2016年6月5日(日)
ハバクク2:1-4、ヨハネ福音書3:22-30
私がコンピュータで処理をしていた事務に関するデータが、保存していたSDカードから一瞬にして消えてしまった。こういうことはよくあることらしい。教会の事務だけでなく、群馬地区や同宗連、個人的なデータなども入っていたので、大変困ってしまった。
青ざめながら調べてみると「データリカバリーソフト」というのがあるらしい、と分かった。さっそく入手して試してみると、5割くらいの文書は復帰できた。しかし残りの5割は壊れたり消えたりしてしまった。
動揺する自分を見つめながら、過去のデータや文書にこだわっている自分の姿を振り返っていた。「前に向かって橋を架けよう」「後ろのものを忘れ、前のものに目をむけつつ…」などと言いながら、けっこう過去にとらわれてるな、と。

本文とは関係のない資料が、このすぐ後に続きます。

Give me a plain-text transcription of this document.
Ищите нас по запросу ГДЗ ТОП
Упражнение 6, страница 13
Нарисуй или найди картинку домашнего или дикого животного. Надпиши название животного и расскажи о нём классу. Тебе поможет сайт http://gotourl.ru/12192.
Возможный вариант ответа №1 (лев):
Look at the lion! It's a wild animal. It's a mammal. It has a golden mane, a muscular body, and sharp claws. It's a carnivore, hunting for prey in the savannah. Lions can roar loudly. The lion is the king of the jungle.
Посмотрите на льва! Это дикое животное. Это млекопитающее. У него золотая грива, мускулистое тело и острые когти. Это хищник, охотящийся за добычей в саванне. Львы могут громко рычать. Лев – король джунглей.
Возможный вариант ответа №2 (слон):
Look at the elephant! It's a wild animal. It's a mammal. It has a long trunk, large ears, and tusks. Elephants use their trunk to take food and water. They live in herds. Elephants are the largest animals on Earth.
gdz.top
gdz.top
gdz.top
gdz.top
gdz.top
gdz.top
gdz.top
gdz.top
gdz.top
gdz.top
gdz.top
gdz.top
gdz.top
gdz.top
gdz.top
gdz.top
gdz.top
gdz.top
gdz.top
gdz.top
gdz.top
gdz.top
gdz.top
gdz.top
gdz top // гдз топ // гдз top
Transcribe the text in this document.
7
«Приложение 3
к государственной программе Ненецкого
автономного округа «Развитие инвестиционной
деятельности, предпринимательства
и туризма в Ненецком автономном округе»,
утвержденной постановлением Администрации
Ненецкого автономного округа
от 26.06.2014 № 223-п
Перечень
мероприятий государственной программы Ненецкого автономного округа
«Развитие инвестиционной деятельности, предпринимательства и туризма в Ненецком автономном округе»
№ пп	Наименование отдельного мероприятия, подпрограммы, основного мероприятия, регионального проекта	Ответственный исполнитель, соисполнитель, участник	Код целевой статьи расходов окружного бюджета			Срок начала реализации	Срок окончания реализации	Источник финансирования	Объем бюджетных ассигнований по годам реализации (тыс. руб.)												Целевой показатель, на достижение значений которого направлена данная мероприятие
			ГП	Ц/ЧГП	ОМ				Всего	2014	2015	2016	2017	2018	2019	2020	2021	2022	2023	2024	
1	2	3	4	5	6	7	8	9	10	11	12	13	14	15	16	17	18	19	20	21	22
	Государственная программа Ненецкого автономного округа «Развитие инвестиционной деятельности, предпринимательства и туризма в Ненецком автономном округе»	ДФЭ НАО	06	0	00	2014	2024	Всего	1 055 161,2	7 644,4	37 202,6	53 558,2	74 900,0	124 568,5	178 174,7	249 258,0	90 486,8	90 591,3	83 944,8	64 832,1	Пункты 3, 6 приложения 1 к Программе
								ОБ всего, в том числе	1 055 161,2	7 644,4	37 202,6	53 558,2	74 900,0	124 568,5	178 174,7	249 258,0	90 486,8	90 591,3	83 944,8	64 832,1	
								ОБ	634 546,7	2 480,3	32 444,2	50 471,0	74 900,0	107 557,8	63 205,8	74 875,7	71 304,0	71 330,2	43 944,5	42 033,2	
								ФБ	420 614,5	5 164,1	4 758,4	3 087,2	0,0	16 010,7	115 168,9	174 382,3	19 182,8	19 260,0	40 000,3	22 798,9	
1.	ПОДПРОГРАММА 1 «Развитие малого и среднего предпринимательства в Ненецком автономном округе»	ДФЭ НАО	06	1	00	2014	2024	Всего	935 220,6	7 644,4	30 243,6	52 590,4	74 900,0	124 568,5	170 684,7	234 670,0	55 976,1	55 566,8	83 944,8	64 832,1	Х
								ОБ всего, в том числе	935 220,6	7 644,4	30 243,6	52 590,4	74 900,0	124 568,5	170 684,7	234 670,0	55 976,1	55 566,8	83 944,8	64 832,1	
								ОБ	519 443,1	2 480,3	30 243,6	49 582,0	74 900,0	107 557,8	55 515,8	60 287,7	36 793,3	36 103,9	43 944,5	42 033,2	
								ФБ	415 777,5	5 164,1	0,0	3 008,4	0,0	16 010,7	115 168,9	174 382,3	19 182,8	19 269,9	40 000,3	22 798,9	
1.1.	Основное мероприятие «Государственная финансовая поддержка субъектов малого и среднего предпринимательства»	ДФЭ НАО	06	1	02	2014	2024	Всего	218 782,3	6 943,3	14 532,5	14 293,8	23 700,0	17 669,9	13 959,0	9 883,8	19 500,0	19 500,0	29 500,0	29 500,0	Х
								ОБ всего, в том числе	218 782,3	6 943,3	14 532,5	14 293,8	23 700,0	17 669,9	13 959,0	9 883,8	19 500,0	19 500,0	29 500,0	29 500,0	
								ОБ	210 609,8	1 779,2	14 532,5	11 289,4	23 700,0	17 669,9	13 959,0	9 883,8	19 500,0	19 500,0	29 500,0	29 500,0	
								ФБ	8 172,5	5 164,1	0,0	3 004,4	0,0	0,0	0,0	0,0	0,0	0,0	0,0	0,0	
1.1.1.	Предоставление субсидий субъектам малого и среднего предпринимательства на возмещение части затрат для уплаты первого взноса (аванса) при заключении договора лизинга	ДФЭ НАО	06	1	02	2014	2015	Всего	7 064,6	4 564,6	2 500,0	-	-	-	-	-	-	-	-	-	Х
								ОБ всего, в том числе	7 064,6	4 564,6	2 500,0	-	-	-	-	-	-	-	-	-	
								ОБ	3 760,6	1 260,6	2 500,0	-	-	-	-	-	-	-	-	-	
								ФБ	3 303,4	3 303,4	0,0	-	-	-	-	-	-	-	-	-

過去とのつながりを断ち切られる体験は、私たちを大きく動揺させ落胆させる。パソコンのデータ消失など、まだ「ささいなこと」と言えるかも知れない。震災や津波、戦争などによって大切なものを失った人にとっては、それどころではない話であろう。「過去への思いを断ち切って前を向きなさい」などと言われても、とてもそんな気持ちにはなれないだろう。しかし、聖書にはそんな大きな喪失体験の中で、幻を見た人のことが記されている。預言者ハバククもそのひとりだ。
バビロン捕囚の時代に活動したハバクク。国破れ、まさに過去のすべてを失ったかのような状況の中で、彼は民の思いを代弁するかのように神に問う。「どうしてあなたの選ばれた民がこのような苦難に遭わねばならあいのですか。」するとハバククは神の声を聞く。「バビロニアの暴虐が打ち滅ぼされ、神の救いが訪れる時が必ずやってくる。だから幻を書き記せ!」と。
幻(将来へのビジョン)というものは、漫然とした中ではなかなか見えてこない。見ようとしなければ見えてこない、そして書き記さなければ仲間と共有することもできないものではないだろうか。そうすることによって、つらい過去をも乗り越えることができる。
「みんながあの人(イエス)のところへ行っています。」と告げられたバプテスマのヨハネ。彼が「過去の栄光にすがりつく人」だったならば、この言葉を聞いて穏やかではいられなかっただろう。しかし彼は言う。「あの方は栄え、わたしは衰えねばならない。」どうして彼はそう語れたのか?イエスの中に、新たな幻を見ることができたからではないだろうか。
過去をふりかえり、それを反省と共に記録することは大切なことである。しかしそれと共に大切なのは、新たな幻を見ることである。教会創立130周年を迎えるこの節目に、新たな幻を求めて歩みたい。